Pois não é que logo após a fronteira encontrei uma catrefa de guardas civis no meio da estrada? Um deles acenava com a sua luz, fazendo um gesto ambíguo, que eu não sabia se queria dizer «por favor, pare e mostre lá a carta e o contrato dessa coisa para eu poder multá-lo, ou mesmo prendê-lo» ou «siga para a direita, que há obras na estrada».

Sem saber o que fazer, bloqueei. Sim, bloqueei ao volante. Ou seja, continuei a conduzir a autocaravana em direcção ao pobre guarda civil, que arregalou os olhos, continuou a acenar com a luz cada vez mais depressa e desatou a rezar às virgens todas e a maldizer os portugueses todos.

A minha mãe gritou, o meu pai saiu lá de trás para ver o que se passava, os meus irmãos riam-se sem parar e eu consegui dar uma guinada a tempo. Acabei por passar a 30 centímetros do guarda civil e continuei pela estrada fora.

Quando já não via luzes de polícia no retrovisor, travei e implorei ao meu pai para nunca mais me deixar conduzir aquele monstro.

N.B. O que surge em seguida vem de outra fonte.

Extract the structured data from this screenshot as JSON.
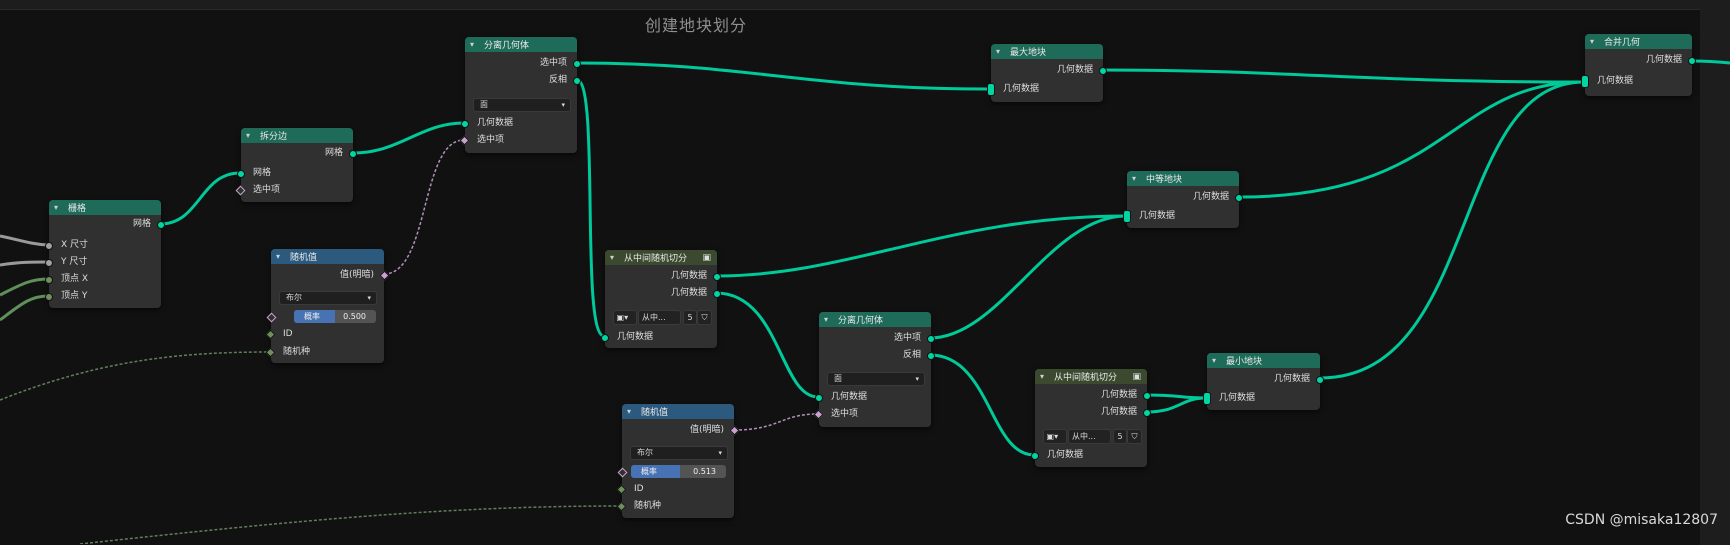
{
  "frame": {
    "title": "创建地块划分"
  },
  "watermark": "CSDN @misaka12807",
  "nodes": {
    "grid": {
      "title": "栅格",
      "out": "网格",
      "in": [
        "X 尺寸",
        "Y 尺寸",
        "顶点 X",
        "顶点 Y"
      ]
    },
    "split_edges": {
      "title": "拆分边",
      "out": "网格",
      "in": [
        "网格",
        "选中项"
      ]
    },
    "random1": {
      "title": "随机值",
      "out": "值(明暗)",
      "type": "布尔",
      "prob_label": "概率",
      "prob_value": "0.500",
      "prob": 0.5,
      "in": [
        "ID",
        "随机种"
      ]
    },
    "separate1": {
      "title": "分离几何体",
      "out_sel": "选中项",
      "out_inv": "反相",
      "domain": "面",
      "in": [
        "几何数据",
        "选中项"
      ]
    },
    "max_block": {
      "title": "最大地块",
      "out": "几何数据",
      "in": "几何数据"
    },
    "split_mid1": {
      "title": "从中间随机切分",
      "out1": "几何数据",
      "out2": "几何数据",
      "group_name": "从中...",
      "users": "5",
      "in": "几何数据"
    },
    "mid_block": {
      "title": "中等地块",
      "out": "几何数据",
      "in": "几何数据"
    },
    "join": {
      "title": "合并几何",
      "out": "几何数据",
      "in": "几何数据"
    },
    "random2": {
      "title": "随机值",
      "out": "值(明暗)",
      "type": "布尔",
      "prob_label": "概率",
      "prob_value": "0.513",
      "prob": 0.513,
      "in": [
        "ID",
        "随机种"
      ]
    },
    "separate2": {
      "title": "分离几何体",
      "out_sel": "选中项",
      "out_inv": "反相",
      "domain": "面",
      "in": [
        "几何数据",
        "选中项"
      ]
    },
    "split_mid2": {
      "title": "从中间随机切分",
      "out1": "几何数据",
      "out2": "几何数据",
      "group_name": "从中...",
      "users": "5",
      "in": "几何数据"
    },
    "min_block": {
      "title": "最小地块",
      "out": "几何数据",
      "in": "几何数据"
    }
  },
  "colors": {
    "geometry_socket": "#00d6a3",
    "boolean_socket": "#c8a2cf",
    "geo_header": "#1e6b5a",
    "func_header": "#2b5a7e",
    "group_header": "#3b4a2f"
  }
}
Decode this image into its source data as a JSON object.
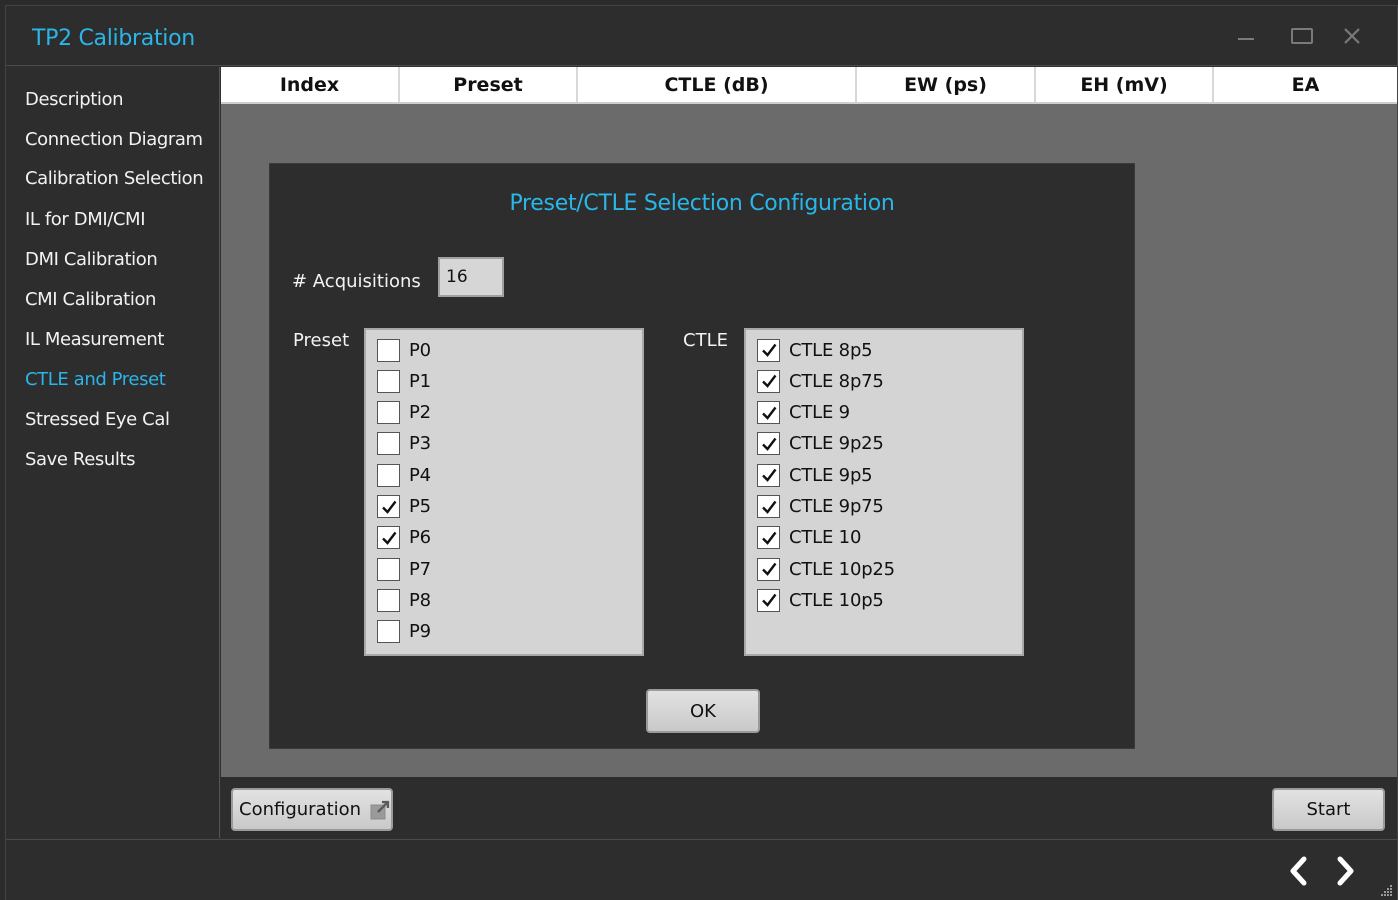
{
  "window": {
    "title": "TP2 Calibration"
  },
  "sidebar": {
    "items": [
      {
        "label": "Description",
        "active": false
      },
      {
        "label": "Connection Diagram",
        "active": false
      },
      {
        "label": "Calibration Selection",
        "active": false
      },
      {
        "label": "IL for DMI/CMI",
        "active": false
      },
      {
        "label": "DMI Calibration",
        "active": false
      },
      {
        "label": "CMI Calibration",
        "active": false
      },
      {
        "label": "IL Measurement",
        "active": false
      },
      {
        "label": "CTLE and Preset",
        "active": true
      },
      {
        "label": "Stressed Eye Cal",
        "active": false
      },
      {
        "label": "Save Results",
        "active": false
      }
    ]
  },
  "table": {
    "columns": [
      "Index",
      "Preset",
      "CTLE (dB)",
      "EW (ps)",
      "EH (mV)",
      "EA"
    ]
  },
  "dialog": {
    "title": "Preset/CTLE Selection Configuration",
    "acquisitions_label": "# Acquisitions",
    "acquisitions_value": "16",
    "preset_label": "Preset",
    "ctle_label": "CTLE",
    "presets": [
      {
        "label": "P0",
        "checked": false
      },
      {
        "label": "P1",
        "checked": false
      },
      {
        "label": "P2",
        "checked": false
      },
      {
        "label": "P3",
        "checked": false
      },
      {
        "label": "P4",
        "checked": false
      },
      {
        "label": "P5",
        "checked": true
      },
      {
        "label": "P6",
        "checked": true
      },
      {
        "label": "P7",
        "checked": false
      },
      {
        "label": "P8",
        "checked": false
      },
      {
        "label": "P9",
        "checked": false
      }
    ],
    "ctles": [
      {
        "label": "CTLE 8p5",
        "checked": true
      },
      {
        "label": "CTLE 8p75",
        "checked": true
      },
      {
        "label": "CTLE 9",
        "checked": true
      },
      {
        "label": "CTLE 9p25",
        "checked": true
      },
      {
        "label": "CTLE 9p5",
        "checked": true
      },
      {
        "label": "CTLE 9p75",
        "checked": true
      },
      {
        "label": "CTLE 10",
        "checked": true
      },
      {
        "label": "CTLE 10p25",
        "checked": true
      },
      {
        "label": "CTLE 10p5",
        "checked": true
      }
    ],
    "ok_label": "OK"
  },
  "toolbar": {
    "config_label": "Configuration",
    "config_icon": "external-link-icon",
    "start_label": "Start"
  },
  "footer": {
    "prev_icon": "chevron-left-icon",
    "next_icon": "chevron-right-icon"
  },
  "colors": {
    "accent": "#29b6e8",
    "background": "#2d2d2d",
    "content_area": "#6b6b6b",
    "listbox": "#d4d4d4"
  }
}
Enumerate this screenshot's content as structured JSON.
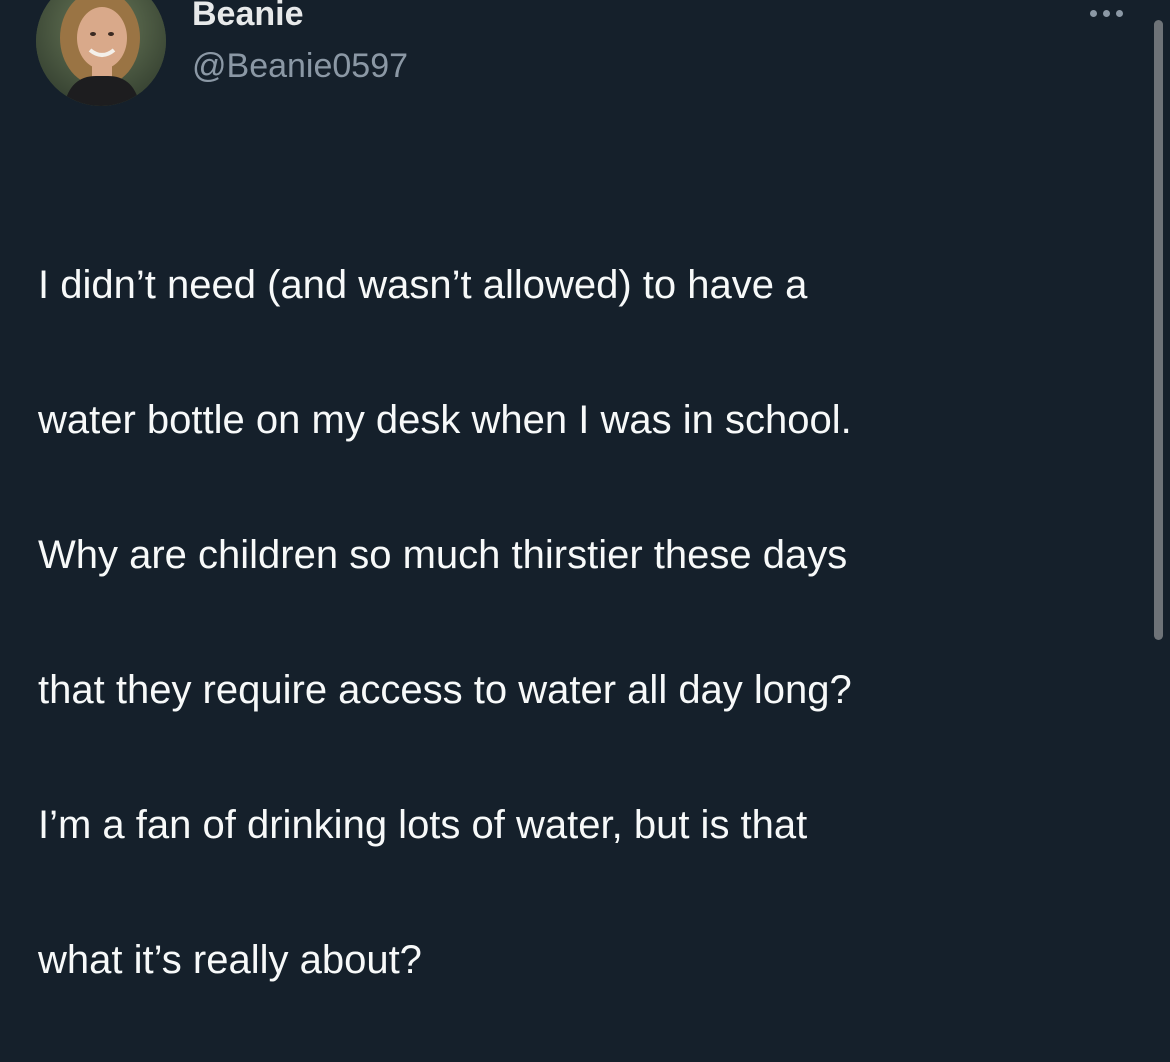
{
  "colors": {
    "background": "#15202b",
    "text_primary": "#e7e9ea",
    "text_secondary": "#8b98a5",
    "scrollbar": "#6e7378"
  },
  "author": {
    "display_name": "Beanie",
    "handle": "@Beanie0597",
    "avatar_icon": "profile-photo"
  },
  "more_icon": "more-horizontal-icon",
  "tweet": {
    "text_lines": [
      "I didn’t need (and wasn’t allowed) to have a",
      "water bottle on my desk when I was in school.",
      "Why are children so much thirstier these days",
      "that they require access to water all day long?",
      "I’m a fan of drinking lots of water, but is that",
      "what it’s really about?"
    ]
  }
}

Sentado lá atrás, enquanto avançávamos pela Andaluzia, ainda temi ver atrás de nós as luzes da guarda civil à procura da perigosa carrinha portuguesa. Mas, não. O senhor guarda deu-se por feliz por não acabar os dias debaixo dos pneus de uma autocaravana e hoje ainda lá deve andar, pelas estradas do seu reino. (O meu anjo advogado está aqui a sussurrar-me ao ouvido a dizer para eu declarar que tudo o que contei até agora é ficção. Pronto, admito: não foram 30 cm. Ele nunca correu real perigo. Talvez nem se lembre do episódio. Chega?)

  • 2. A minha primeira vez foi em Ayamonte

Por acaso, foi ali perto que, pela primeira vez, passei a fronteira. Imagino que não seja uma experiência de tal forma inolvidável que uma pessoa a guarde na gaveta das outras primeiras vezes: o primeiro amor, o primeiro beijo, o primeiro…

Mas, enfim, a verdade é que me lembro. Foi muitos anos antes do episódio do guarda civil. Tinha três anos — e passei a fronteira de barco.

Vou contar tudo do início.

Era a primeira vez que passávamos férias no Algarve. Fui com os meus pais e os meus avós maternos — o Avô Manuel e a Avô Gisela — para a Aldeia das Açoteias, que pertencia aos proprietários da loja onde o meu avô trabalhava, na Atouguia da Baleia.

Estas férias, na altura, devem ter sido marcantes: afinal, não era assim tão normal ir de férias para o Algarve — pelo menos, não seria para a minha família. Só assim se explica que esta seja uma das três recordações que tenho da minha vida como filho único (estávamos em 1983 e o meu irmão Diogo nasceria no ano seguinte).

O que tenho na memória é pouca coisa: lembro-me da sala, com um vidro grande virado para um pequeno pinhal à frente da vivenda; lembro-me do corredor para os quartos — e também me lembro de ver um vídeo gravado pela Betamax do meu pai, em que percorríamos a casa até ao quarto e, ao virarmos a câmara, o sol fazia um efeito de luz na lente, como uma tinta branca a sujar o quarto. Sim, essa memória será não do quarto, mas das vezes que vimos o pequeno filme, já de regresso a casa. Mas as memórias são assim, muito a dar para a mistura, não é?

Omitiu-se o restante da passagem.